Friday, July 19, 2019

Celebrating the Little Church Around the Corner: a New York Oldie But Goodie

Postcard view-- The Little Church Around the Corner
New York is a forward-looking city, but also one that dotes on relics of past glories. During a recent visit, I was shown a place I’d heard about, but wasn’t sure existed. Its history is tied up with that of the American theatre, but it also gave its nickname to at least one movie, a 1923 silent drama starring Claire Windsor. And it shows up for real in Woody Allen’s Hannah and Her Sisters, when Allen’s character, attempting to convert to Catholicism, attends a concert on the premises.

The official name for the Little Church Around the Corner is the Church of the Transfiguration. It’s an Episcopal parish church, built in 1849, that still enjoys a prime piece of real estate on East 29th Street, between Madison and Fifth Avenues. Long associated with liberal causes, it provided sanctuary to endangered African Americans during the Civil War Draft Riots of 1863. But its enduring nickname arose in 1870, when theatre professionals were considered morally suspect. After the death of an actor named George Holland, a fellow thespian, Joseph Jefferson, appealed to the rector of a nearby Manhattan church to conduct a funeral service for his deceased friend. The rector turned him down, but suggested, "I believe there is a little church around the corner where they do that sort of thing." From that day to this, the Little Church Around the Corner has had a warm relationship with the acting community.

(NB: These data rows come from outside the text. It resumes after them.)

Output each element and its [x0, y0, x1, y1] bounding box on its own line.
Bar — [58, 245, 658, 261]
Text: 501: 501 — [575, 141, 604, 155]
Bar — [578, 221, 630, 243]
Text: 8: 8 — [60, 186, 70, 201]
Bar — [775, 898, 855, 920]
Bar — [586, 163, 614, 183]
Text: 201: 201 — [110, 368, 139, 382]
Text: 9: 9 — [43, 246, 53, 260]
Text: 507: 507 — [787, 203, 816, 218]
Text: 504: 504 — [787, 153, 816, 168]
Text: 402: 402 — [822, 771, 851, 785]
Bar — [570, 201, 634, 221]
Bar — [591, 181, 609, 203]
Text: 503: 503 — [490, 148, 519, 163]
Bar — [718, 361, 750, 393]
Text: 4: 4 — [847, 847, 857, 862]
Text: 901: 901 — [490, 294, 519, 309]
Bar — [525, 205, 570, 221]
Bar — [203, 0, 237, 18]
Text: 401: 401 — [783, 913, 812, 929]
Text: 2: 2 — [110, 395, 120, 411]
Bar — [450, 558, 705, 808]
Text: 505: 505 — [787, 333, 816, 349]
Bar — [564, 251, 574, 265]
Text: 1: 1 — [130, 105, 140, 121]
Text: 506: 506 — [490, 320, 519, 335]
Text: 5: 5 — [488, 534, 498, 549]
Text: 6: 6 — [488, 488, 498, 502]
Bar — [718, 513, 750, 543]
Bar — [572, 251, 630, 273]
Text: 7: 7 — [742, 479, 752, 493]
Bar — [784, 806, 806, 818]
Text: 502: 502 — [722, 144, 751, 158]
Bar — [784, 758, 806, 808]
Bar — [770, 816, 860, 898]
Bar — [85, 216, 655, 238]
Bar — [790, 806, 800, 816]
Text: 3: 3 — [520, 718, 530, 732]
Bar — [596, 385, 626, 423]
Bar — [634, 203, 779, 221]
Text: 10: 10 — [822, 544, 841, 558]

This connection between the church and the Great White Way can be seen throughout the charming building. One stained-glass panel puts Jesus front and center, but also sneaks in, at bottom, a small image of Joseph Jefferson in his once-famous portrayal of Rip Van Winkle. There’s also an impressive stained glass image of Edwin Booth, once known as the Prince of Players for his many classic Shakespearean portrayals on the American stage. (The brother of, John Wilkes Booth, Edwin never quite lived down the stain on his family’s honor. Following his death in 1893 at Manhattan’s Players Club, his quarters still remain undisturbed.)

Theatre folk memorialized with plaques in the church sanctuary include Minnie Maddern Fiske (1865-1932) and Cornelia Otis Skinner (1899-1979). The latter, daughter of matinee idol Otis Skinner, was a special favorite of mine. As a successful actress, biographer, and comic essayist, she did it all. Our Hearts Were Young and Gay, a memoir she co-wrote with journalist Emily Skinner about their youthful travels in Europe, became a best-seller, then inspired several films, two Broadway shows, and a short-lived TV series. Another honoree is actor Rex Harrison. Though I hardly associate this  hard-drinking Englishman with church attendance, he served as an officer of the Episcopal Actors’ Guild, and the Little Church Around the Corner was the site of his memorial service in 1990. His plaque bears an image of him, dancing up a storm, in his most famous role, that of Professor Henry Higgins in My Fair Lady.

Tribute to Edwin Booth

Finally let me mention comic writer P.G. Wodehouse, who as a young English novelist and lyricist made his home in New York’s Greenwich Village. He married his wife Ethel in the Little Church Around the Cormer in 1914, then went on to set many of his fictional weddings at the church. The finale of the hit Broadway musical Sally, which he wrote with Jerome Kern and Guy Bolton, contains a musical tribute to the "Dear little, dear little Church 'Round the Corner / Where so many lives have begun, / Where folks without money see nothing that's funny / In two living cheaper than one.”